Articles from and news about the premier and longest-running academic journal devoted to all aspects of cartooning and comics -- the International Journal of Comic Art (ISSN 1531-6793) published and edited by John Lent.

Showing posts with label Tehran. Show all posts
Showing posts with label Tehran. Show all posts

Friday, February 20, 2026

Graphic Novel Review: I Won’t Pretend These Missiles Are Stars. Life in Iran During the 12-Day War. An Anthology from The Cartoonist Collective in Tehran

 reviewed by John A. Lent, Founding Publisher/Editor-in Chief, International Journal of Comic Art

The Cartoonist Collective. I Won’t Pretend These Missiles Are Stars. Life in Iran During the 12-Day War. An Anthology from The Cartoonist Collective in Tehran. Brooklyn, NY:  Street Noise Books, 2026. 212 pp. US $22.99 (Paperback). ISBN:  978-1951-491-55-0. https://www.streetnoisebooks.com/

 

 

In these dark days, nothing is more important than spreading the voices of Iranians out there. In the end, we have only one request, remember us, remember Iran, and speak loudly about it.--The Cartoonist Collective

 

It is February 19, and I write this, remembering Iran and my friends there, as war-monger and war-profiteer Trump has just deployed an overkill and provocative mission of multiple destroyers, the U.S.’s largest supercarrier, attack aircraft, drones, electronic warfare jets, and more to Iran in preparation for an invasion.

I Won’t Pretend These Missiles Are Stars is an apt graphic novel to be reading at this time, with its vivid accounts of the fear, hopelessness, indecision, and sense of foreboding experienced by civilians when their abodes are under attack--in this case, those of Iranians during the 12 days in June 2025 when they suffered constant bombing by Israeli aircraft.
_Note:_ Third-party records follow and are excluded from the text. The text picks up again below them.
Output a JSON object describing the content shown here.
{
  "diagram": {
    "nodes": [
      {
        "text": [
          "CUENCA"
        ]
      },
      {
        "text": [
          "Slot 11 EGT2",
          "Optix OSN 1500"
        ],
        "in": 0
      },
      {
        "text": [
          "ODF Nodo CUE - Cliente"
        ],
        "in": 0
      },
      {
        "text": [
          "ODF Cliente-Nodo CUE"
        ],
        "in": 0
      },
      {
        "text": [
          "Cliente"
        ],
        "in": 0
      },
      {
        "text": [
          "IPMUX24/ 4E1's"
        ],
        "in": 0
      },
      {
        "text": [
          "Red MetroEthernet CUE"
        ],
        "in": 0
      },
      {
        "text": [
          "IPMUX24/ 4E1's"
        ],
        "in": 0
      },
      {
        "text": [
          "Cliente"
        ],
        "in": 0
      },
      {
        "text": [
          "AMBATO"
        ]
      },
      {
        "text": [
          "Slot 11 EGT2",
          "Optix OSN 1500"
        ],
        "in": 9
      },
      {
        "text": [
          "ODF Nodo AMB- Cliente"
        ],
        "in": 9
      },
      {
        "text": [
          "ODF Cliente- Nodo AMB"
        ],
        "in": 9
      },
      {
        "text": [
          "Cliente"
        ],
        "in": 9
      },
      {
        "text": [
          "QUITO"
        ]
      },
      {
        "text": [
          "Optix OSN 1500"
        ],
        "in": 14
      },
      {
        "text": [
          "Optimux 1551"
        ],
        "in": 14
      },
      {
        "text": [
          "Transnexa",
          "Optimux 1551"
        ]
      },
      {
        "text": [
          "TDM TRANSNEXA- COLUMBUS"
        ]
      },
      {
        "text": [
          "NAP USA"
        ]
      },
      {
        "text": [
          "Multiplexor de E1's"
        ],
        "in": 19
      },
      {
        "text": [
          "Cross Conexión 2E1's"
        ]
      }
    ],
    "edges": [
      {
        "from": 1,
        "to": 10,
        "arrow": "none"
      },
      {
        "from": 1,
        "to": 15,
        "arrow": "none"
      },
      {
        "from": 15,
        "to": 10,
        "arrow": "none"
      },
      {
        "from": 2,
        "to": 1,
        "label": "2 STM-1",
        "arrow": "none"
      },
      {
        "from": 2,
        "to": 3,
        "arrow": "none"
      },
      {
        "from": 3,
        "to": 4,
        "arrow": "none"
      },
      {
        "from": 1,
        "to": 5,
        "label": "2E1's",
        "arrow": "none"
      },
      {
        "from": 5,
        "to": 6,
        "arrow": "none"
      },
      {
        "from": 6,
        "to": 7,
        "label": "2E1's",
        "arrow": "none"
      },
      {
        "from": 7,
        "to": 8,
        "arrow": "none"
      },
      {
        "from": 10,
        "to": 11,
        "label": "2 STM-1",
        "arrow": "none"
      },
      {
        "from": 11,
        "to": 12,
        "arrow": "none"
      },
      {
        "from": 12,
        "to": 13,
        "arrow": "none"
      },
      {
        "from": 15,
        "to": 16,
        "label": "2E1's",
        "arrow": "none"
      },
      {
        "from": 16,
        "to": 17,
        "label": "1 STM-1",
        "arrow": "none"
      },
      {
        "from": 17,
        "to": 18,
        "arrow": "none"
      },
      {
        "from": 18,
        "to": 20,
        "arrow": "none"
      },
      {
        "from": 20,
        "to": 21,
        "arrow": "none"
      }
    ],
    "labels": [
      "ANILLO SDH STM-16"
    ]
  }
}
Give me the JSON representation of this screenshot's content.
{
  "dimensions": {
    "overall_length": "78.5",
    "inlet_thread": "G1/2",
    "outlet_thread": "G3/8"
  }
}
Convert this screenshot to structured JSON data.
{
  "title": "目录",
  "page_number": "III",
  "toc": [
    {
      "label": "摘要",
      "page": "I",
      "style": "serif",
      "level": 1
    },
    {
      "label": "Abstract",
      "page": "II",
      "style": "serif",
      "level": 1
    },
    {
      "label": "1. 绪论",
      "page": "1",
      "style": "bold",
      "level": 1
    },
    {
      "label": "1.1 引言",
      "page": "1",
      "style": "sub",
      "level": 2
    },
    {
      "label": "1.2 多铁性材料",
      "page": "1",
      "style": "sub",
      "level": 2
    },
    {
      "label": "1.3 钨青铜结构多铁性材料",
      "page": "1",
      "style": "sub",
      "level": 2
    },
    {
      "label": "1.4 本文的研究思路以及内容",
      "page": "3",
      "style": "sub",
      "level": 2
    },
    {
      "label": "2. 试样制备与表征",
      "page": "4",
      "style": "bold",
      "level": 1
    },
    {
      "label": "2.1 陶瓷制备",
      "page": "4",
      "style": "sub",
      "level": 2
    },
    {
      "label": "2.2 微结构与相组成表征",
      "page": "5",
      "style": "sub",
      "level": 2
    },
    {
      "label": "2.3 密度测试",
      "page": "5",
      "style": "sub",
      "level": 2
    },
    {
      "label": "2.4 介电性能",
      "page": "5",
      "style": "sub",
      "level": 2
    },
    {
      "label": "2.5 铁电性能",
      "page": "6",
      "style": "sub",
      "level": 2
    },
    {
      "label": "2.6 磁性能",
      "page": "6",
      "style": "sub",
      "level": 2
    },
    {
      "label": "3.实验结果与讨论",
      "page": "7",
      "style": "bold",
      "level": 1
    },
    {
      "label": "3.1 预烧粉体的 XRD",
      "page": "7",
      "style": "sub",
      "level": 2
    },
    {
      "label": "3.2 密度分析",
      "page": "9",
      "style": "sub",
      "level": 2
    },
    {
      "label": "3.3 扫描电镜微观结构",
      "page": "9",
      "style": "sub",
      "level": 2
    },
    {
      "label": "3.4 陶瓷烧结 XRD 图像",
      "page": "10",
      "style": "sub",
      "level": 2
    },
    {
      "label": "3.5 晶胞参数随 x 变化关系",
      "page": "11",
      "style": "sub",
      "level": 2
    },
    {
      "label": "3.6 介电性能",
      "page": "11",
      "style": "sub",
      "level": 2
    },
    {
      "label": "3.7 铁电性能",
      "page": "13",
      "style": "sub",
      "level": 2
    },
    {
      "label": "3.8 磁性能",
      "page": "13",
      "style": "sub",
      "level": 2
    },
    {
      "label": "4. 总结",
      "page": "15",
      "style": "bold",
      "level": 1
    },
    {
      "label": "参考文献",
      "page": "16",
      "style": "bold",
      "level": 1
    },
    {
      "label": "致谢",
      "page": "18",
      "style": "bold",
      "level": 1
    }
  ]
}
Packaged in 15 segments, each told and illustrated by a member of Tehran’s The Cartoonist Collective, their titles foretold their contents, examples being, “I’ll Tell You a Story If We Don’t Die,” “Under the Same Roof,” “Until after the War,” “Stay Alive,” “Tehran Apocalypse,” and “The Fireworks.”

The stories recount the wide array of feelings and preparatory plans and actions of those under threat of death. A sampling includes what, in normal times, would be considered preposterous or laughable:  “When bombs hit, my first instinct is not to scream but to prep my own corpse like a mortician on overtime.” “I still want to die but I have a deadline to meet.” “You can’t fully let your anger out, because you’re still raw from the last wound, and then it flares up again.” “It hurts my heart to see how people with dreams and hopes…become emotionless statistics when it serves the interests of the government.” “My friend stays up at night, hoping for peace and a clear sky, and I stay awake at night to think about my funeral.” “I hated the word war, that small three-lettered word, that took so much from us, the wounded people of Iran.” Another story shows a young female cartoonist decked out with loads of jewelry given to her by her mother and friends which she described as “a little something to hold on to as I passed away, or at least to make looting my corpse more of a luxury experience.”

These stories are powerful accounts of non-military people encountering wartime conditions, which we seldom hear. The book is an assemblage of first-hand stories told in everyday conversation, drawn in a variety of styles and color schemes, and designed in an easy-to-follow format.

I Won’t Pretend These Missiles Are Stars is highly-recommended for comics art practitioners, academicians, and aficionados, because of its superb storytelling and art, for anyone who still believes war is glamorous, and for the many of us who have not had to suffer war.